Optou-se, assim, por contar
uma história que fala sobre a peça.
Não a de Marília, Nanini e Latorraca, mas a que um dia foi estrelada pelos fictícios Tony Albuquerque e Darcy Lopes. A morte de
um de seus produtores desencadeia, em seu filho e no sócio remanescente, a idéia de remontá-la
com novo elenco, em busca de lucros que paguem as dívidas acumuladas desde que se foram os
anos felizes de "Irma Vap".
O primeiro "retorno" de que fala o título é, portanto, o do texto
de Ludlam em um contexto de
ficção. Quem retorna também, no
entanto, é a dupla Nanini-Latorraca das centenas de apresentações de "Irma Vap". Cada um responde por dois personagens, e em
mais dois extraídos da peça, reeditando a montagem anterior.

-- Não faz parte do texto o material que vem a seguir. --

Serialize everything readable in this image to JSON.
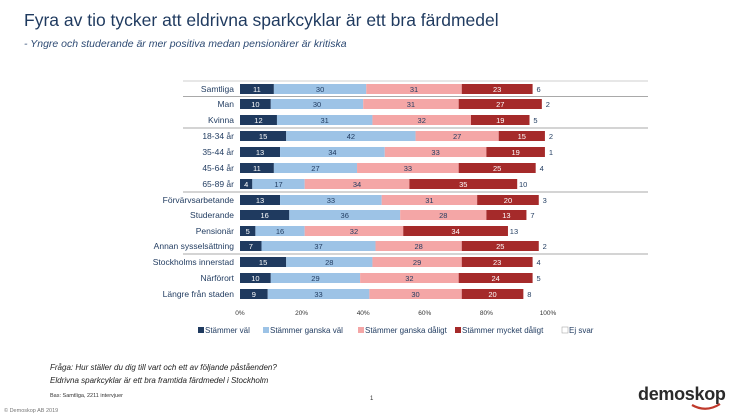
{
  "title": "Fyra av tio tycker att eldrivna sparkcyklar är ett bra färdmedel",
  "subtitle": "- Yngre och studerande är mer positiva medan pensionärer är kritiska",
  "footnote_line1": "Fråga: Hur ställer du dig till vart och ett av följande påståenden?",
  "footnote_line2": "Eldrivna sparkcyklar är ett bra framtida färdmedel i Stockholm",
  "source": "Bas: Samtliga, 2211 intervjuer",
  "page_number": "1",
  "copyright": "© Demoskop AB 2019",
  "logo": "demoskop",
  "colors": {
    "stammer_val": "#1f3a5f",
    "stammer_ganska_val": "#9dc3e6",
    "stammer_ganska_daligt": "#f4a6a6",
    "stammer_mycket_daligt": "#a52a2a",
    "ej_svar": "#ffffff",
    "logo_accent": "#c0392b"
  },
  "chart_data": {
    "type": "bar",
    "orientation": "horizontal",
    "stacked": true,
    "xlim": [
      0,
      100
    ],
    "x_ticks": [
      "0%",
      "20%",
      "40%",
      "60%",
      "80%",
      "100%"
    ],
    "legend_position": "bottom",
    "categories": [
      "Samtliga",
      "Man",
      "Kvinna",
      "18-34 år",
      "35-44 år",
      "45-64 år",
      "65-89 år",
      "Förvärvsarbetande",
      "Studerande",
      "Pensionär",
      "Annan sysselsättning",
      "Stockholms innerstad",
      "Närförort",
      "Längre från staden"
    ],
    "groups": [
      [
        0
      ],
      [
        1,
        2
      ],
      [
        3,
        4,
        5,
        6
      ],
      [
        7,
        8,
        9,
        10
      ],
      [
        11,
        12,
        13
      ]
    ],
    "series": [
      {
        "name": "Stämmer väl",
        "values": [
          11,
          10,
          12,
          15,
          13,
          11,
          4,
          13,
          16,
          5,
          7,
          15,
          10,
          9
        ]
      },
      {
        "name": "Stämmer ganska väl",
        "values": [
          30,
          30,
          31,
          42,
          34,
          27,
          17,
          33,
          36,
          16,
          37,
          28,
          29,
          33
        ]
      },
      {
        "name": "Stämmer ganska dåligt",
        "values": [
          31,
          31,
          32,
          27,
          33,
          33,
          34,
          31,
          28,
          32,
          28,
          29,
          32,
          30
        ]
      },
      {
        "name": "Stämmer mycket dåligt",
        "values": [
          23,
          27,
          19,
          15,
          19,
          25,
          35,
          20,
          13,
          34,
          25,
          23,
          24,
          20
        ]
      },
      {
        "name": "Ej svar",
        "values": [
          6,
          2,
          5,
          2,
          1,
          4,
          10,
          3,
          7,
          13,
          2,
          4,
          5,
          8
        ]
      }
    ]
  }
}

Percorre-se outro caminho para
chegar ao mesmo destino. Paga-se, por conseqüência, a mesma tarifa da qual se tentou escapar: ainda que Nanini e Latorraca pareçam se divertir com o reencontro
e sejam também capazes de divertir o público, o filme se organiza
em torno dos efeitos cômicos de
homens interpretando mulheres
e de atores encarnando um punhado de personagens distintos.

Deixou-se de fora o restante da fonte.